Hubei to relax its one-child regulation

Hubei has become the latest province to revise its birth-control policy since the amended national family planning law was implemented in September.

The new provincial policy has been approved by the central government and will be put in place next month.

Explaining the revisions, an official with the Hubei Family Planning Commission, said: 'Couples in which both the husband and the wife are only children will be allowed to have a second child, provided that their first child is a girl. It doesn't matter whether they live in the towns or rural villages.'

However, rural couples in which one partner is disabled will not be allowed another child, as it would be considered an added burden on the family, the provincial government said.

The official refused to comment on how many more couples would be eligible to have a second child under the new policy, but said he expected Hubei's birth rate to stay the same.

'We have always allowed couples in exceptional circumstances to have a second child. It's just that we've modified the exceptions,' he said.

In September Beijing implemented the amended Population and Family Planning Law, which set in stone the one-child policy introduced 22 years earlier. The law introduced 'social compensation fees' to cover the cost to society of an additional child plus heavy fines for parents with unapproved children. It also gave provincial governments the freedom to allow certain couples to have a second child.

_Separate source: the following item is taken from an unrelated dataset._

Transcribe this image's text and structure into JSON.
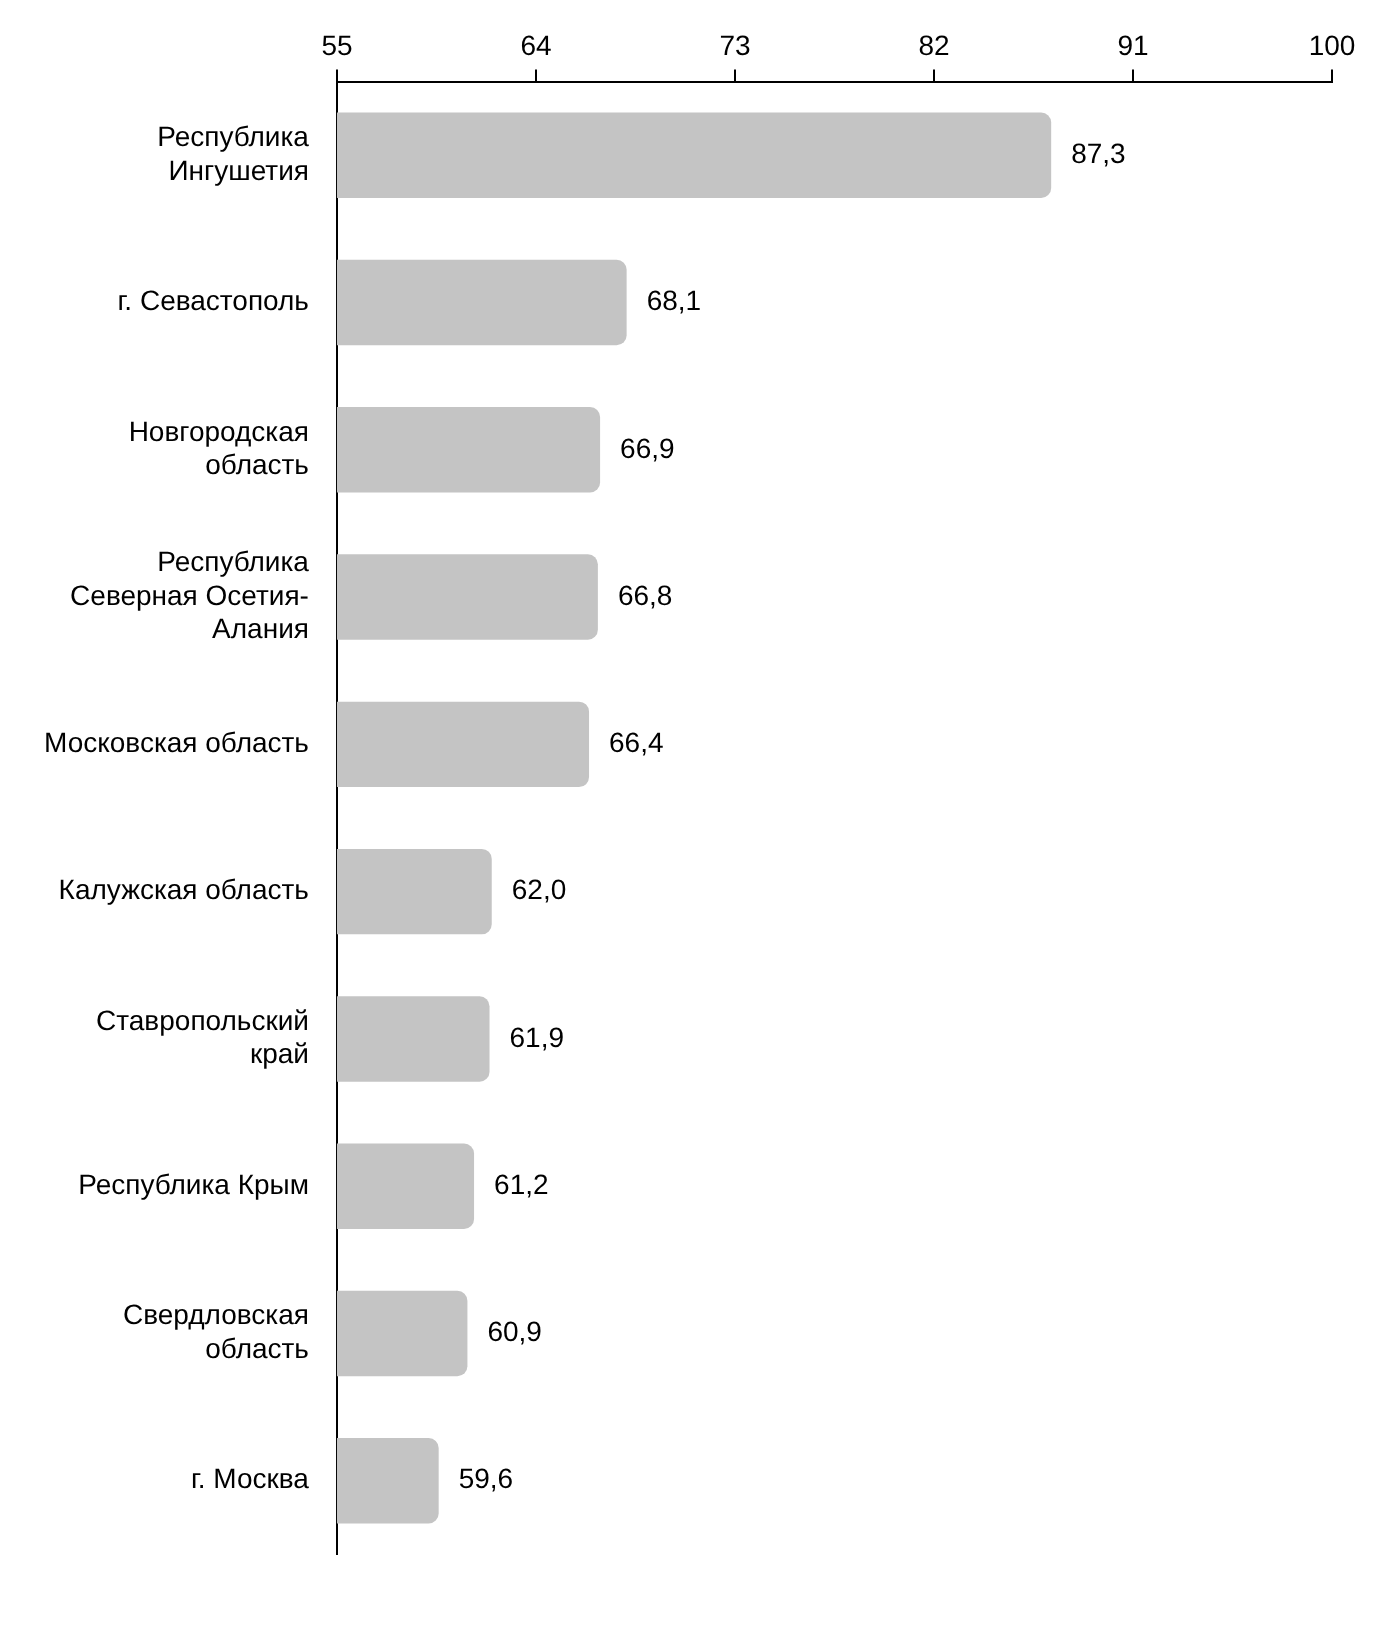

A spokeswoman for the State Family Planning Commission said she had no official statistics on how many provinces had revised their birth-control policies since the new law was implemented, but insisted the country's family planning policy had not changed.

'The central government always upholds its policy, but details and exceptions can vary from one province to another,' the official said.

Beijing wants to keep the nation's population below 1.4 billion until at least 2010.